Von vielen kleinen Stellschrauben zu einem ganzheitlichen Ansatz

Die Zielsetzung einer klimaneutralen Unternehmensberatung ist bei uns keine neue Thematik. Seit der Gründung von KruCon im Jahr 2011 beschäftigen wir uns intensiv mit dem Sachverhalt Nachhaltigkeit und Klimaneutralität. Zu den ersten Maßnahmen gehörten beispielsweise der Umstieg auf den klimaneutralen Versand DHL GoGreen der Deutschen Post oder der Bezug von 100 % Ökostrom für unsere Standorte. Die Auseinandersetzung mit Nachhaltigkeit und Klimaneutralität war zudem fester Bestandteil in unseren Quartalsmeetings. Immer wieder justierten wir viele kleine Stellschrauben, um als Unternehmensberatung nachhaltiger und „klimaneutraler“ zu werden.

Durch die ständige Beschäftigung mit diesem Thema sowie die Umsetzung vieler erster Maßnahmen wurde uns schnell klar – da geht noch mehr!

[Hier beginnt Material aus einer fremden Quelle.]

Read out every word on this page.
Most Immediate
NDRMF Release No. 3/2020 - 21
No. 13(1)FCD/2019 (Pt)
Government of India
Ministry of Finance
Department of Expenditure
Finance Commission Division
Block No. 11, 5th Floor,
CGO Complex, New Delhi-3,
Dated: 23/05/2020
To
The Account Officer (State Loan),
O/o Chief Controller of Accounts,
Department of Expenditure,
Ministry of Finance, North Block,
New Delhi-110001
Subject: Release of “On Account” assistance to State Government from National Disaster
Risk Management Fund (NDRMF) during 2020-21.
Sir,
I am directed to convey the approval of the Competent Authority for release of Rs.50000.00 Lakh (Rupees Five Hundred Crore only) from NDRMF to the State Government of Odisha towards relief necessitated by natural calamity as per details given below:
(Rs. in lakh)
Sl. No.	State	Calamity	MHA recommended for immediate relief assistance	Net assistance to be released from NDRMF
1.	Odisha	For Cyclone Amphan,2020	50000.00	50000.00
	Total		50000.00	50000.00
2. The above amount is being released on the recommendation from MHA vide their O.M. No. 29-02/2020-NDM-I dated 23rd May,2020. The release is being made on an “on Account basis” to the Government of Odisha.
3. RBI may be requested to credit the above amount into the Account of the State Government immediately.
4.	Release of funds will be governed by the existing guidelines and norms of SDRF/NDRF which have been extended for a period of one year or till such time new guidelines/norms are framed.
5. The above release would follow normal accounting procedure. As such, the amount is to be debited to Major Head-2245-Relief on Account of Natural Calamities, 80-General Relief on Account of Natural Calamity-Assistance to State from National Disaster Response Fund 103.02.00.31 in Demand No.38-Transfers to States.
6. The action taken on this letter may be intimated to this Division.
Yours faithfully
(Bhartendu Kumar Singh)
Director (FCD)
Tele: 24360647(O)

Je intensiver wir das Ziel klimaneutrale Unternehmensberatung verfolgten, desto mehr überdachten wir, ob die kleinen Stellschrauben noch genug waren. Die Frage, wie wir Emissionen sparen konnten, auf die wir wenig bis gar keinen Einfluss haben, stand somit im Raum. Stichwort: Anfahrtswege der KruCon-Mitarbeiter mit dem Auto wie auch die Fahrten zu Seminarstandorten oder unseren Kunden.

Diese Frage ließ sich ebenso schnell wie eindeutig beantworten: Es war an der Zeit, einen entscheidenden Schritt nach vorne zu gehen – wir brauchten ein ganzheitliches Konzept. Ein kleines interdisziplinäres Projektteam wurde gegründet und nahm die Arbeit auf. Das war der Startpunkt für den KruCon Lean and Green-Ansatz.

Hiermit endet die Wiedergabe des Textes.